I awoke at 5:00AM, ready to feed my son for the first time. I rang for the nurse. She came in and said he was sleeping but they would bring him to me the moment he awoke. I was a bit irritated by this but also thought I was doing the right thing by letting him sleep. I actually remember feeling a bit lucky as I had heard that so many moms didn’t get any sleep from the moment their babies arrived. As I was recovering from an emergency C-section, I was a little grateful that I had gotten an entire 8 hours of sleep.
By 7:00AM I was asking them to remove the epidural from my back so I could start walking as soon as possible. They had still not brought my baby to me and I was ready to walk down to the nursery. I continued to ask the nurses as they came in what was taking so long but they started giving me the “the doctor will be here shortly to talk with you” answer. Nothing like setting a new mother straight into panic mode.

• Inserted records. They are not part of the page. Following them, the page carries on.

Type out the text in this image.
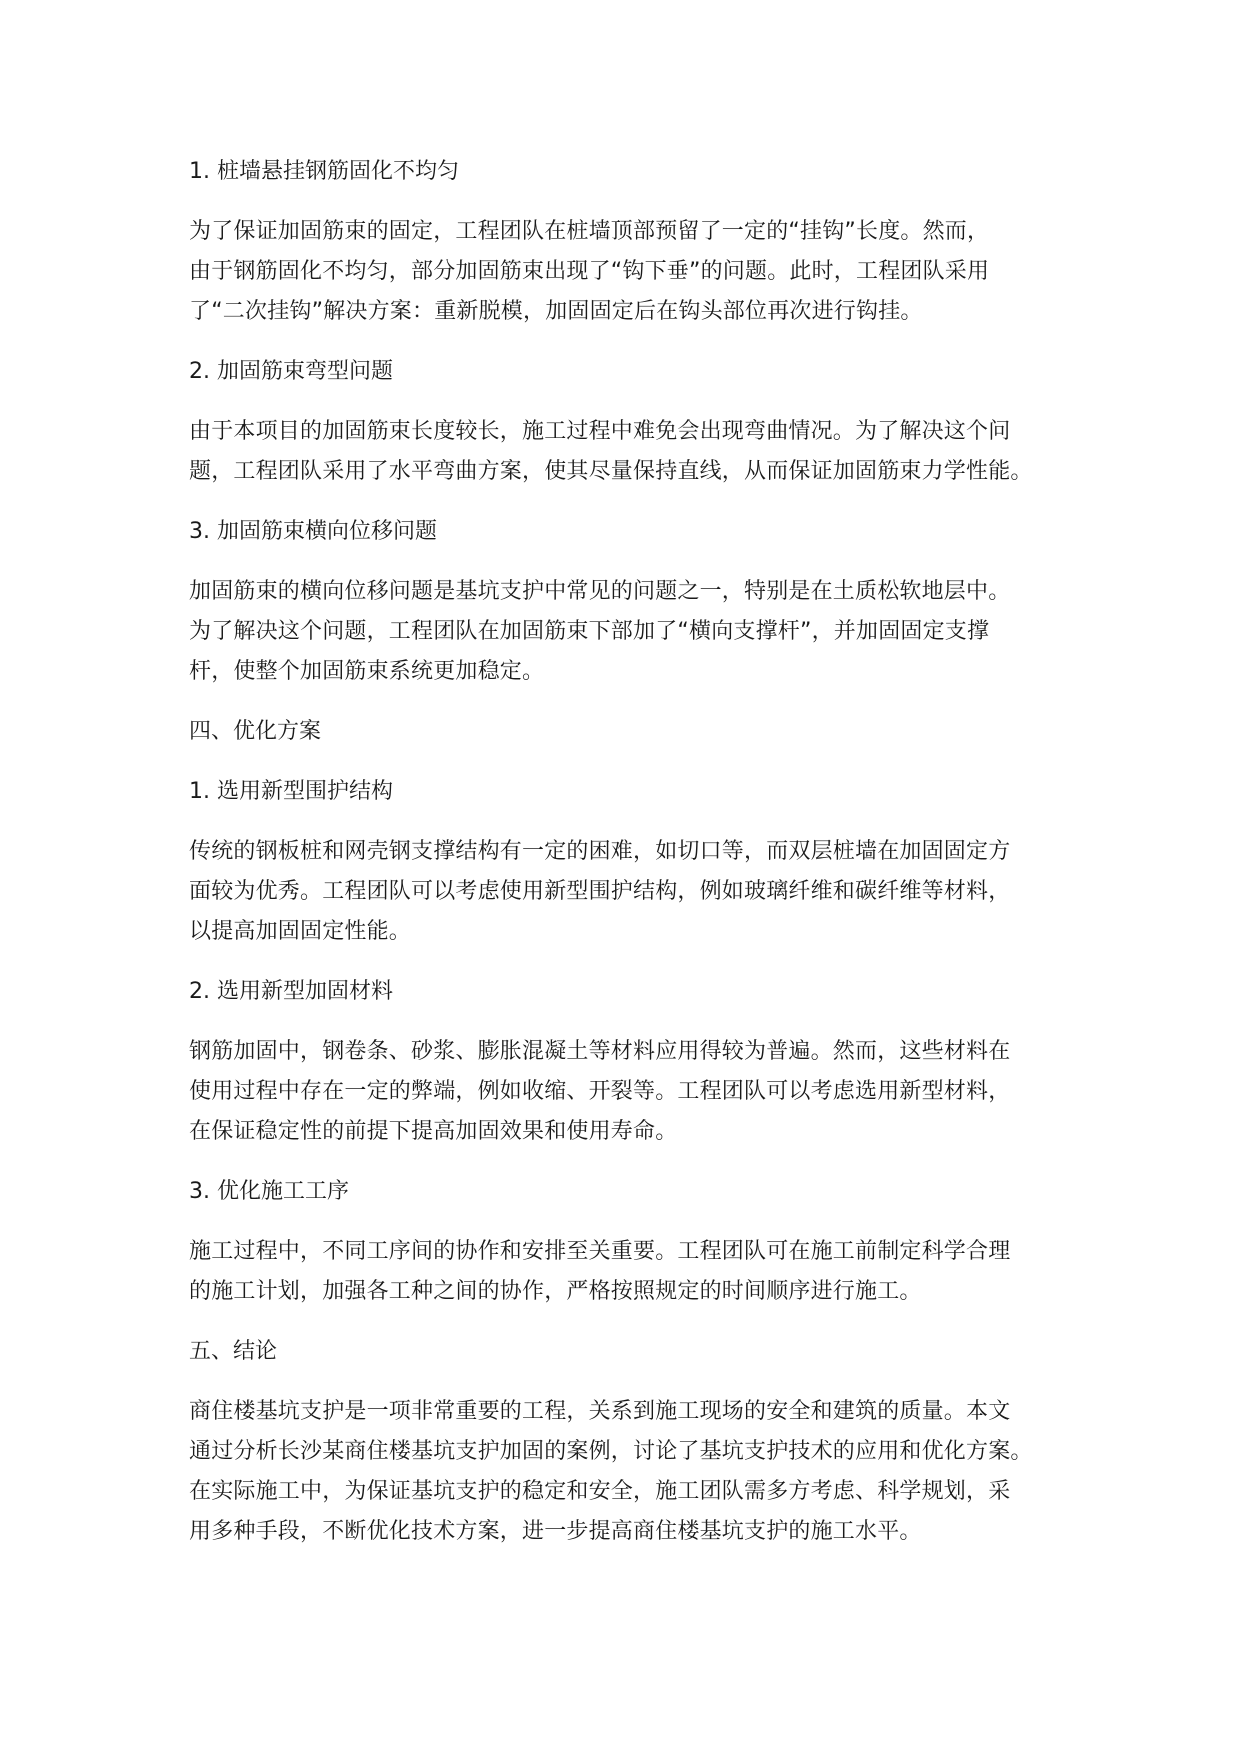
1. 桩墙悬挂钢筋固化不均匀
为了保证加固筋束的固定，工程团队在桩墙顶部预留了一定的“挂钩”长度。然而，
由于钢筋固化不均匀，部分加固筋束出现了“钩下垂”的问题。此时，工程团队采用
了“二次挂钩”解决方案：重新脱模，加固固定后在钩头部位再次进行钩挂。
2. 加固筋束弯型问题
由于本项目的加固筋束长度较长，施工过程中难免会出现弯曲情况。为了解决这个问
题，工程团队采用了水平弯曲方案，使其尽量保持直线，从而保证加固筋束力学性能。
3. 加固筋束横向位移问题
加固筋束的横向位移问题是基坑支护中常见的问题之一，特别是在土质松软地层中。
为了解决这个问题，工程团队在加固筋束下部加了“横向支撑杆”，并加固固定支撑
杆，使整个加固筋束系统更加稳定。
四、优化方案
1. 选用新型围护结构
传统的钢板桩和网壳钢支撑结构有一定的困难，如切口等，而双层桩墙在加固固定方
面较为优秀。工程团队可以考虑使用新型围护结构，例如玻璃纤维和碳纤维等材料，
以提高加固固定性能。
2. 选用新型加固材料
钢筋加固中，钢卷条、砂浆、膨胀混凝土等材料应用得较为普遍。然而，这些材料在
使用过程中存在一定的弊端，例如收缩、开裂等。工程团队可以考虑选用新型材料，
在保证稳定性的前提下提高加固效果和使用寿命。
3. 优化施工工序
施工过程中，不同工序间的协作和安排至关重要。工程团队可在施工前制定科学合理
的施工计划，加强各工种之间的协作，严格按照规定的时间顺序进行施工。
五、结论
商住楼基坑支护是一项非常重要的工程，关系到施工现场的安全和建筑的质量。本文
通过分析长沙某商住楼基坑支护加固的案例，讨论了基坑支护技术的应用和优化方案。
在实际施工中，为保证基坑支护的稳定和安全，施工团队需多方考虑、科学规划，采
用多种手段，不断优化技术方案，进一步提高商住楼基坑支护的施工水平。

Finally, at 10:00AM, as the epidural was worn off enough for me to throw my legs out of the bed, Jim was helping me up so I could try walking when the doctor came in to see us. She told us that everything was fine but that Jacob was having some difficulty so they had him on oxygen. They took me to the Special Care Nursery and started explaining what was happening. They finally let me hold him but would not let me feed him.
Less than 24 hours later, they were telling me that they were going to have to intubate him and transport him to the NICU at Georgetown. As I was still recovering from my C-section, I could not leave. I spent one night in a hospital across town from my son. The next morning my doctor advised me to stay at least 24 more hours to make sure there would be no complications for me. I said, “I’m going straight to Georgetown Hospital. If there are any complications, I’m sure they can manage it there.”
Jim and I spent the next five days wondering if our little guy was going to make it. After two days they were finally able to remove the intubation but Jacob could not seem to maintain his oxygen saturation on his own. They could not remove the oxygen tube and, because of all this, there were now complications with his heart. All this time, I was not allowed to hold him. They did not want him to get overly excited so all I could do was stand by his little incubator and gently touch him. I could not even caress him. It was five more days before they would let me hold him or feed him.
Six years later, after an Autism diagnosis and many fearing he may never speak; my little guy is in Kindergarten and thriving. He is upstairs right now, giggling with his brother while they brush their teeth for bed. He is such a brave little warrior. I am amazed at how much he has overcome. Thank you, God, for our little miracle. Happy 6th Birthday, Jacob, the Warrior.